Das Heu wurde mit dem Heustroamer zusammengerecht und natürlich wurde wieder viel mit der Hand nachgeholfen. Es durfte nichts liegenbleiben, jeder Heustengel war im Winter für die Tiere kostbar. Mein Vater nahm die große Heugabel und nahm Gabel für Gabel davon auf und stemmte so das Heu auf den Heuwagen. Meine Aufgabe war es hinterher zu rechen. „Nocherechan" sagte man dazu. Meine Mutter oder mein Bruder faßten das Heu am Wagen, damit es gut aufgelegt war. Auch der Onkel Xaver half mit. Er war ein guter Heufasser und darauf war er auch stolz. So ein Heuwagen war mit drei bis vier Schichten vollbeladen und obendrauf saßen wir, bei der Nachhausefahrt quer durch das Dorf.
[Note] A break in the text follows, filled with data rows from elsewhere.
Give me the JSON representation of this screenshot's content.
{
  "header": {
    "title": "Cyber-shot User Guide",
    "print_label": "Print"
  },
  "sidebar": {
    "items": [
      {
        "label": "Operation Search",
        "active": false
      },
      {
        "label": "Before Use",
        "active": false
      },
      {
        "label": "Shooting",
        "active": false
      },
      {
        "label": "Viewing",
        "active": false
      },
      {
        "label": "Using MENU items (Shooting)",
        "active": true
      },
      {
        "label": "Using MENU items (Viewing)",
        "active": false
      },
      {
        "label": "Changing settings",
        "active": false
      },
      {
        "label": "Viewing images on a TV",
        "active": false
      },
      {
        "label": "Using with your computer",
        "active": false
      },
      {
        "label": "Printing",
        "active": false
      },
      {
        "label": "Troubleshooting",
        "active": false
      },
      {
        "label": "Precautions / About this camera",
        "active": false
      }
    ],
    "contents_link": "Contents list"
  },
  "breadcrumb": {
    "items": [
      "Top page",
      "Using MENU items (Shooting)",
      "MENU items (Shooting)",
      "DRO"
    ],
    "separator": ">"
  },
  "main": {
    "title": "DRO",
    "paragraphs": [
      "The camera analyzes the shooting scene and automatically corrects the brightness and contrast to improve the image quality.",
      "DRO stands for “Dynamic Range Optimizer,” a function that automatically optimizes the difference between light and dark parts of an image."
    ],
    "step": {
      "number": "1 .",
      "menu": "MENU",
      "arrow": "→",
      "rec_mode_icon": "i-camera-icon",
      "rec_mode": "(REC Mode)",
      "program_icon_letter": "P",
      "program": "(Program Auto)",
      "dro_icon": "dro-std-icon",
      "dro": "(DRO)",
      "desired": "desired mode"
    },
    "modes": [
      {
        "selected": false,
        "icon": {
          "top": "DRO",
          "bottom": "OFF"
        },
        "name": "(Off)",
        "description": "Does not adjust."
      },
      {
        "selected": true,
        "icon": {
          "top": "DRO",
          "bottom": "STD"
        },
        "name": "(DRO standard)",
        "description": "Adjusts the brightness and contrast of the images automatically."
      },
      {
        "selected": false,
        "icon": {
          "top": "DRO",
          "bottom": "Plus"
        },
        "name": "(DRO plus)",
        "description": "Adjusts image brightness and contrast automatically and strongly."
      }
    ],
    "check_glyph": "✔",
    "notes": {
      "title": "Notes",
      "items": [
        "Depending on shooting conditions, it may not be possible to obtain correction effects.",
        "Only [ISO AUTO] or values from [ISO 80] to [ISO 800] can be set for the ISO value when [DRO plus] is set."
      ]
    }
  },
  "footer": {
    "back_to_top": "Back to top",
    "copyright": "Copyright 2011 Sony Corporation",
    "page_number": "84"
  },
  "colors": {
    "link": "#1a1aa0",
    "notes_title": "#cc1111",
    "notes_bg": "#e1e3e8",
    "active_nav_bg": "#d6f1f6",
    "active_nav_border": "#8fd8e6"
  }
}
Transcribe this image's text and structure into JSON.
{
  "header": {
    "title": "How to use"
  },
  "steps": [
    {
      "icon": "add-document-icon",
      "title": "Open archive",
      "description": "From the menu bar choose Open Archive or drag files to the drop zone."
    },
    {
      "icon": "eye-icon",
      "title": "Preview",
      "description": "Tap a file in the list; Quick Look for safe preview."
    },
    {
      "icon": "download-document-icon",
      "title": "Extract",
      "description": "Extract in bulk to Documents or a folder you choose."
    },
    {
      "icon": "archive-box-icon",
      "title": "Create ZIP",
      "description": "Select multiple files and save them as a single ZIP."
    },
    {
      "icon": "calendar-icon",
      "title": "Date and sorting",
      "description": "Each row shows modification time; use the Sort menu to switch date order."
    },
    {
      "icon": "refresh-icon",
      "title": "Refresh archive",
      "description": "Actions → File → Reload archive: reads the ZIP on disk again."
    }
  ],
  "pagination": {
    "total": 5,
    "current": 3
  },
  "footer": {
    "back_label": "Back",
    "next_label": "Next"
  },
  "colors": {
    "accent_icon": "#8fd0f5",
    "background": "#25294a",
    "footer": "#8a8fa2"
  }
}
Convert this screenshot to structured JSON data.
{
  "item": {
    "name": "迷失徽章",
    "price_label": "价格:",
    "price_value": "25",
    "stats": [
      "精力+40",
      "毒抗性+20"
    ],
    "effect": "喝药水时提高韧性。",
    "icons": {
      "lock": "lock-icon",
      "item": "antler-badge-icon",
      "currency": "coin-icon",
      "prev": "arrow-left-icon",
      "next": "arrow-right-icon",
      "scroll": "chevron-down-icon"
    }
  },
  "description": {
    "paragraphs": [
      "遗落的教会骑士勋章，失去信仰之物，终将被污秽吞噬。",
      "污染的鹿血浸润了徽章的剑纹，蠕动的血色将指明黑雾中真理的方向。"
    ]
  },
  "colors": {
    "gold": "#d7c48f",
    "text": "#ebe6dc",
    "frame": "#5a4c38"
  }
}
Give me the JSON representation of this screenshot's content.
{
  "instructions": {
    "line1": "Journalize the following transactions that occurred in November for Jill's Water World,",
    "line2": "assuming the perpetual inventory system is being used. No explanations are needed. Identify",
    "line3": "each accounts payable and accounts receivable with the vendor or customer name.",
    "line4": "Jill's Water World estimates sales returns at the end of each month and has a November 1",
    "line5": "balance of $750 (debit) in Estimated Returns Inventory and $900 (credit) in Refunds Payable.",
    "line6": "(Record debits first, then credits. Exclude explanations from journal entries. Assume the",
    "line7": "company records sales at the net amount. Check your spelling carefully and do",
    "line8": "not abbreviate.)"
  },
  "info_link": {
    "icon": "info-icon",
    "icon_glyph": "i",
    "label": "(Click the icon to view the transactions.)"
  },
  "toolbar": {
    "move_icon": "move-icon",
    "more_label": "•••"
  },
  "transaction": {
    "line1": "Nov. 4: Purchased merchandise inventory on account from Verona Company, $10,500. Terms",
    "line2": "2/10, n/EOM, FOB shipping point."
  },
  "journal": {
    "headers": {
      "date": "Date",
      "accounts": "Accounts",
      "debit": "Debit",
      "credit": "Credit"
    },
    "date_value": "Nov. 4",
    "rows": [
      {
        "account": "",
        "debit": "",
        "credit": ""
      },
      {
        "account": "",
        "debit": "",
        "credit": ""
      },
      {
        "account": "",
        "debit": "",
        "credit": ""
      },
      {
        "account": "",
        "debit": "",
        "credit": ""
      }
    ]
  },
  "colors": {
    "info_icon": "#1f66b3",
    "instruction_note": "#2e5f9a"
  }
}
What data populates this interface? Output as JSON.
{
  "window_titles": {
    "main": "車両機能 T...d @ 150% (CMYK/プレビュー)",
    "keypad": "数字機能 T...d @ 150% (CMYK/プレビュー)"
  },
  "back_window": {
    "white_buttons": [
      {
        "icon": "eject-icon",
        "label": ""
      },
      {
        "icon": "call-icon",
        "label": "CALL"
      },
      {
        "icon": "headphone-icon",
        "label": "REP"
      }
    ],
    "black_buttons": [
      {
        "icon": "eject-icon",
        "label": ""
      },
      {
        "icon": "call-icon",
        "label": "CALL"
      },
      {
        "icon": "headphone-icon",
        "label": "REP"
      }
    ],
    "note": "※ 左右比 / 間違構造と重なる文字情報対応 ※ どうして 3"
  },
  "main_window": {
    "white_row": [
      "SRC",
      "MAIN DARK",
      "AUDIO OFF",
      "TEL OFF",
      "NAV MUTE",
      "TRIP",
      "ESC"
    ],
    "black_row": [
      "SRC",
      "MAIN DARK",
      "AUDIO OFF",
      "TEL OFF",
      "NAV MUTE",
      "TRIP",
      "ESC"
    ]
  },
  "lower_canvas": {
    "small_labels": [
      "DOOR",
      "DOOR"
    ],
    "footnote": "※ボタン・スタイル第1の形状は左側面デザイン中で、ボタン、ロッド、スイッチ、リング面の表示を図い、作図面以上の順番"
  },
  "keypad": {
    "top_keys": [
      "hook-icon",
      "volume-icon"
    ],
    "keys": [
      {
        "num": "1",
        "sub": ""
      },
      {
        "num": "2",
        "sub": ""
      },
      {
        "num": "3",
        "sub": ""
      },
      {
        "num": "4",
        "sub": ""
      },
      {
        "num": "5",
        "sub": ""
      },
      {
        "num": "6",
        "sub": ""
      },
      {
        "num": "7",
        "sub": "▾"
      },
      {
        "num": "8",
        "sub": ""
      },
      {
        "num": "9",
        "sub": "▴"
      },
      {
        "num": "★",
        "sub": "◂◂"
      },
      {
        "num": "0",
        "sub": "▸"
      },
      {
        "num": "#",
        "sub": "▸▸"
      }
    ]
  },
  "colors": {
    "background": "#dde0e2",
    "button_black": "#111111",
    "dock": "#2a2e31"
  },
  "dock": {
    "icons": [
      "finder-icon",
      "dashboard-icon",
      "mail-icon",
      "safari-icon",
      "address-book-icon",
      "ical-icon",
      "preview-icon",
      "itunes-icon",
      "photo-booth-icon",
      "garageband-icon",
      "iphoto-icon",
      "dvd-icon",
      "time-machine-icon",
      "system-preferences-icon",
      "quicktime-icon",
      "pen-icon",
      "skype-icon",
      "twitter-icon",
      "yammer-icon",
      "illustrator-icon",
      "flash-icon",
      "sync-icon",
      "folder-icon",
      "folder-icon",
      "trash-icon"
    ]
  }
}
Es war der Stolz einer jeden Bauersfamilie, dass der Heuwagen auch ja gut aufgelegt war. Ein schlampig aufgelegter Heuwagen, der womöglich unterwegs das geladene Heugut verlor, war unvorstellbar. Die Bauern im Dorf betrachteten die hoch aufgeladenen Wägen ganz genau. Der Alte Wirt und der Baumeister, die beiden waren bekannt für exaktes Heubeladen und für besonders hoch aufgeladene Heuwägen. Große Bauern fuhren mit zwei Hängern auf die Wiese und hängten an den ersten Heuwagen den zweiten einfach hinten dran.
Alle Bauern mähten in etwa zur gleichen Zeit, die Luft war erfüllt vom Geruch des frisch gemähten und getrockneten Grases. Das war eine besondere Zeit im Jahr. Wir konnten zwar nicht zum Baden gehen wie die anderen Kinder ohne Bauernhof, aber dafür hatten wir die Freude mit der Heuernte.
Fuhre für Fuhre wurde so eingefahren und zuhause in den Heustadel hochgestemmt. Der Heustadel war an unser Wohnhaus angebaut und war quasi der 1. und 2. Stock unseres Hauses. Irgendwann bekamen wir ein Heugebläse, das machte höllischen Lärm und war auch nicht ganz ungefährlich. Ich war mit meinem Bruder im Heustock ganz oben, wir mussten das Heu eintreten und gut im Stadl verteilen, damit auch viel Heu Platz hatte. Das Heueintreten war sehr wichtig. Es war extrem staubig und wir banden uns alte, baumwollene Kopftücher oder alte Windeln um Mund und Nase, damit wir besser Luft bekamen.
Nach so einem Arbeitstag fielen wir am Abend steinmüde ins Bett. Die Luft duftete nach Heu, im Haus roch es nach frischer Heuernte und in unseren Sommerbetten schliefen wir wie im Himmelbett. Ich glaube, ich habe damals am besten geschlafen. Überhaupt klagten die Menschen in meiner Umgebung sehr selten über Schlafstörungen, nach einem Tag harter Feldarbeit schlief man tief und fest.